Where YAML Appears in This Course
Section titled “Where YAML Appears in This Course”YAML shows up in several of the course’s automation and orchestration tools. Not every later tool uses YAML. Terraform, for example, uses HCL. The table below shows where YAML appears and what those files describe.
| Tool | File(s) | What it describes | Lecture intro |
|---|---|---|---|
| Docker Compose | compose.yml | Services, networks, volumes, port mappings | Week 3 |
| GitHub Actions | .github/workflows/*.yml | CI/CD pipelines: triggers, jobs, steps | Week 5 |
| Ansible | site.yml, playbook.yml, group_vars/*.yml, host_vars/*.yml | Desired server state, variables, roles | Week 5 |
| Kubernetes | deployment.yaml, service.yaml, configmap.yaml, secret.yaml | Cluster workloads, networking, config, secrets | Week 7 |
The YAML you write for Docker Compose is usually the most forgiving: a small number of concepts, shallow nesting, and comparatively friendly error messages.

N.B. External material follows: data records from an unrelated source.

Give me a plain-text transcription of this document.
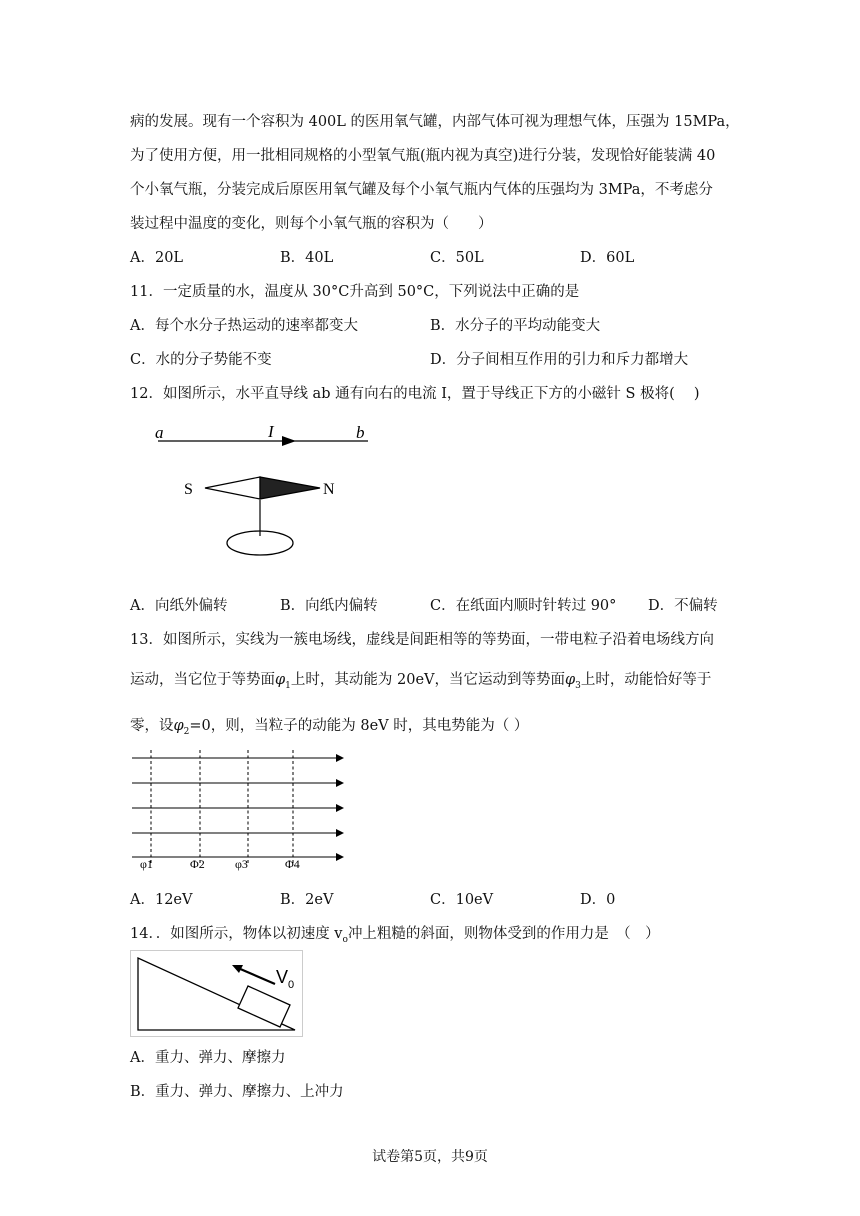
病的发展。现有一个容积为 400L 的医用氧气罐，内部气体可视为理想气体，压强为 15MPa，
为了使用方便，用一批相同规格的小型氧气瓶(瓶内视为真空)进行分装，发现恰好能装满 40
个小氧气瓶，分装完成后原医用氧气罐及每个小氧气瓶内气体的压强均为 3MPa，不考虑分
装过程中温度的变化，则每个小氧气瓶的容积为（　　）
A．20L	B．40L	C．50L	D．60L
11．一定质量的水，温度从 30°C升高到 50°C，下列说法中正确的是
A．每个水分子热运动的速率都变大	B．水分子的平均动能变大
C．水的分子势能不变	D．分子间相互作用的引力和斥力都增大
12．如图所示，水平直导线 ab 通有向右的电流 I，置于导线正下方的小磁针 S 极将(　 )
a	I	b
S	N
A．向纸外偏转	B．向纸内偏转	C．在纸面内顺时针转过 90° D．不偏转
13．如图所示，实线为一簇电场线，虚线是间距相等的等势面，一带电粒子沿着电场线方向
运动，当它位于等势面$\varphi_1$上时，其动能为 20eV，当它运动到等势面$\varphi_3$上时，动能恰好等于
零，设$\varphi_2=0$，则，当粒子的动能为 8eV 时，其电势能为（ ）
φ1	Φ2	φ3	Φ4
A．12eV	B．2eV	C．10eV	D．0
14．．如图所示，物体以初速度 $v_o$冲上粗糙的斜面，则物体受到的作用力是　（　）
$V_0$
A．重力、弹力、摩擦力
B．重力、弹力、摩擦力、上冲力
试卷第5页，共9页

Kubernetes manifests are the most verbose: every resource has fixed top-level fields such as apiVersion, kind, and metadata, and many resource types also have a substantial spec section. The exact required fields depend on the resource type.
YAML vs. Other Formats
Section titled “YAML vs. Other Formats”YAML is not the only way to serialize configuration data. Understanding its tradeoffs helps you choose the right format when you have a choice, and helps you understand why tools made the choices they did.
JSON (JavaScript Object Notation) and YAML are closely related. YAML 1.2 is actually a superset of JSON: any valid JSON file is valid YAML. The practical differences are:
- JSON requires quotes around all keys and string values; YAML block style often does not.

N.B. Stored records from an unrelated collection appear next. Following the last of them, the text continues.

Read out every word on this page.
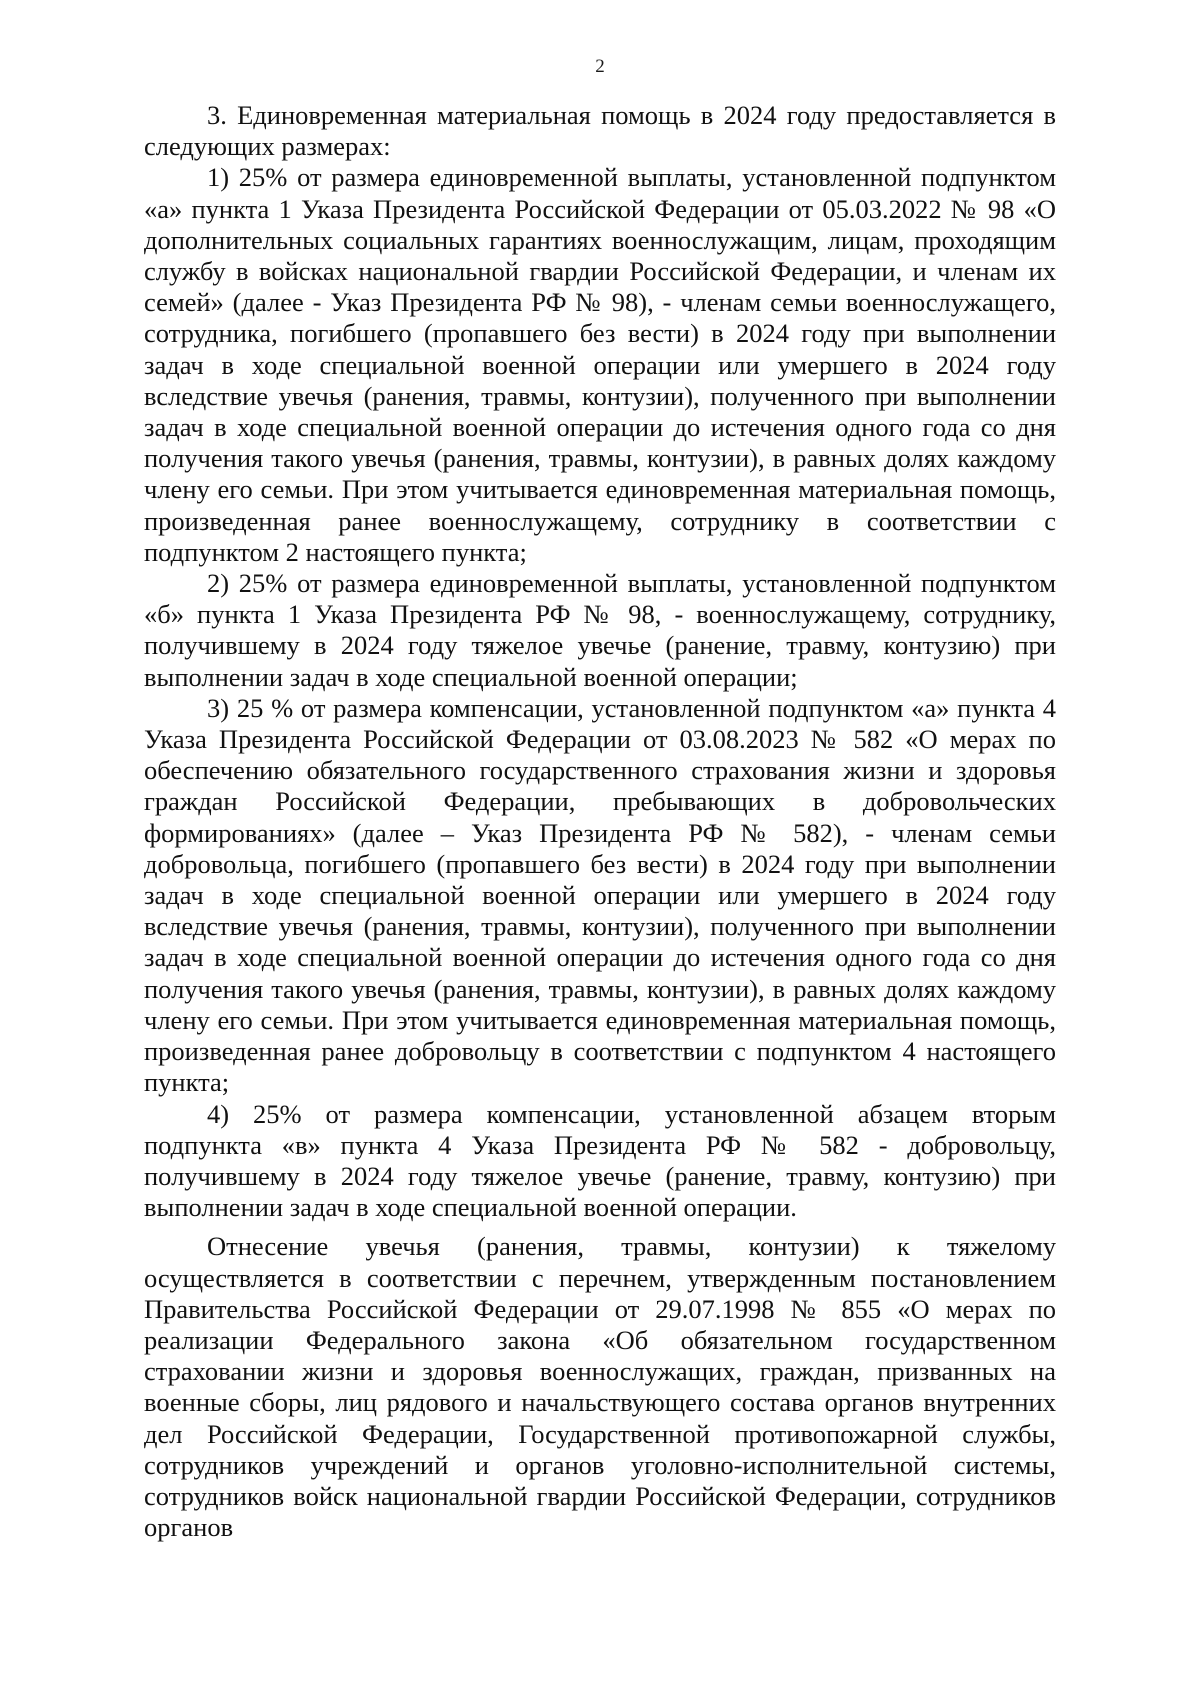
2

3. Единовременная материальная помощь в 2024 году предоставляется в следующих размерах:

1) 25% от размера единовременной выплаты, установленной подпунктом «а» пункта 1 Указа Президента Российской Федерации от 05.03.2022 № 98 «О дополнительных социальных гарантиях военнослужащим, лицам, проходящим службу в войсках национальной гвардии Российской Федерации, и членам их семей» (далее - Указ Президента РФ № 98), - членам семьи военнослужащего, сотрудника, погибшего (пропавшего без вести) в 2024 году при выполнении задач в ходе специальной военной операции или умершего в 2024 году вследствие увечья (ранения, травмы, контузии), полученного при выполнении задач в ходе специальной военной операции до истечения одного года со дня получения такого увечья (ранения, травмы, контузии), в равных долях каждому члену его семьи. При этом учитывается единовременная материальная помощь, произведенная ранее военнослужащему, сотруднику в соответствии с подпунктом 2 настоящего пункта;

2) 25% от размера единовременной выплаты, установленной подпунктом «б» пункта 1 Указа Президента РФ № 98, - военнослужащему, сотруднику, получившему в 2024 году тяжелое увечье (ранение, травму, контузию) при выполнении задач в ходе специальной военной операции;

3) 25 % от размера компенсации, установленной подпунктом «а» пункта 4 Указа Президента Российской Федерации от 03.08.2023 № 582 «О мерах по обеспечению обязательного государственного страхования жизни и здоровья граждан Российской Федерации, пребывающих в добровольческих формированиях» (далее – Указ Президента РФ № 582), - членам семьи добровольца, погибшего (пропавшего без вести) в 2024 году при выполнении задач в ходе специальной военной операции или умершего в 2024 году вследствие увечья (ранения, травмы, контузии), полученного при выполнении задач в ходе специальной военной операции до истечения одного года со дня получения такого увечья (ранения, травмы, контузии), в равных долях каждому члену его семьи. При этом учитывается единовременная материальная помощь, произведенная ранее добровольцу в соответствии с подпунктом 4 настоящего пункта;

4) 25% от размера компенсации, установленной абзацем вторым подпункта «в» пункта 4 Указа Президента РФ № 582 - добровольцу, получившему в 2024 году тяжелое увечье (ранение, травму, контузию) при выполнении задач в ходе специальной военной операции.

Отнесение увечья (ранения, травмы, контузии) к тяжелому осуществляется в соответствии с перечнем, утвержденным постановлением Правительства Российской Федерации от 29.07.1998 № 855 «О мерах по реализации Федерального закона «Об обязательном государственном страховании жизни и здоровья военнослужащих, граждан, призванных на военные сборы, лиц рядового и начальствующего состава органов внутренних дел Российской Федерации, Государственной противопожарной службы, сотрудников учреждений и органов уголовно-исполнительной системы, сотрудников войск национальной гвардии Российской Федерации, сотрудников органов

- JSON uses braces and brackets for structure; YAML block style usually uses indentation.
- JSON has no comment syntax; YAML uses
#. - JSON is more explicit and less ambiguous; YAML’s flexibility (the Norway problem, implicit type coercion) introduces edge cases.

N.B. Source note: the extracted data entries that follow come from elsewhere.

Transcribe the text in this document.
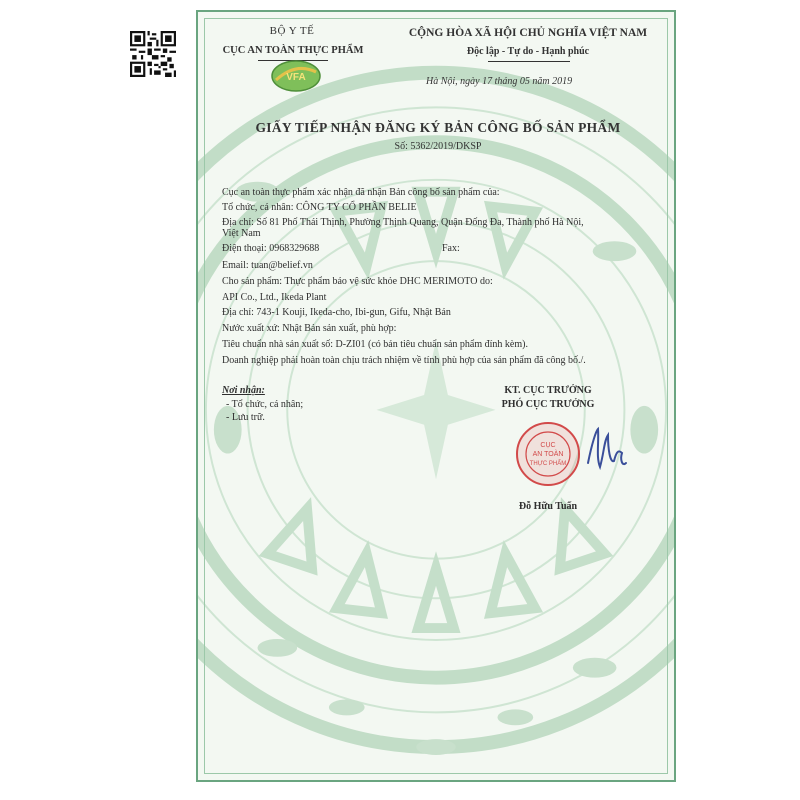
BỘ Y TẾ
CỤC AN TOÀN THỰC PHẨM
VFA
CỘNG HÒA XÃ HỘI CHỦ NGHĨA VIỆT NAM
Độc lập - Tự do - Hạnh phúc
Hà Nội, ngày 17 tháng 05 năm 2019
GIẤY TIẾP NHẬN ĐĂNG KÝ BẢN CÔNG BỐ SẢN PHẨM
Số: 5362/2019/DKSP
Cục an toàn thực phẩm xác nhận đã nhận Bản công bố sản phẩm của:
Tổ chức, cá nhân: CÔNG TY CỔ PHẦN BELIE
Địa chỉ: Số 81 Phố Thái Thịnh, Phường Thịnh Quang, Quận Đống Đa, Thành phố Hà Nội,
Việt Nam
Điện thoại: 0968329688	Fax:
Email: tuan@belief.vn
Cho sản phẩm: Thực phẩm bảo vệ sức khỏe DHC MERIMOTO do:
API Co., Ltd., Ikeda Plant
Địa chỉ: 743-1 Kouji, Ikeda-cho, Ibi-gun, Gifu, Nhật Bản
Nước xuất xứ: Nhật Bản sản xuất, phù hợp:
Tiêu chuẩn nhà sản xuất số: D-ZI01 (có bản tiêu chuẩn sản phẩm đính kèm).
Doanh nghiệp phải hoàn toàn chịu trách nhiệm về tính phù hợp của sản phẩm đã công bố./.
Nơi nhận:
- Tổ chức, cá nhân;
- Lưu trữ.
KT. CỤC TRƯỞNG
PHÓ CỤC TRƯỞNG
CỤC
AN TOÀN
THỰC PHẨM
Đỗ Hữu Tuấn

- JSON is the default format for APIs and most machine-to-machine communication. YAML is preferred when humans write and read the file frequently.
GitHub Actions, Ansible, and Kubernetes all have JSON equivalents of their YAML formats. You will almost never use them, because the verbosity makes large files painful to maintain.
TOML (Tom’s Obvious Minimal Language) is common in Rust, Python, and Go project configuration (Cargo.toml, pyproject.toml). It is simpler than YAML for flat key-value data and strongly typed (no implicit coercions), but its nested table syntax becomes awkward for deeply hierarchical data like Kubernetes manifests. You will not write TOML in this course, but you will encounter it in project configuration files.
INI and .env Files
Section titled “INI and .env Files”INI files ([section] headers with key = value pairs) are the oldest format in common use: systemd unit files and many legacy Linux daemons use them. .env files (bare KEY=VALUE with no sections) are used by Docker Compose and shell scripts for environment variable injection. Both formats are simpler than YAML but have no support for nesting or lists.
HCL (HashiCorp Configuration Language) is Terraform’s format. It looks superficially similar to JSON but is designed specifically for infrastructure configuration: it supports comments, expressions, function calls, and references between resources. Terraform chose HCL over YAML specifically to give operators a language expressive enough for conditional logic and interpolation without requiring a full programming language. The Infrastructure as Code lecture covers HCL in detail.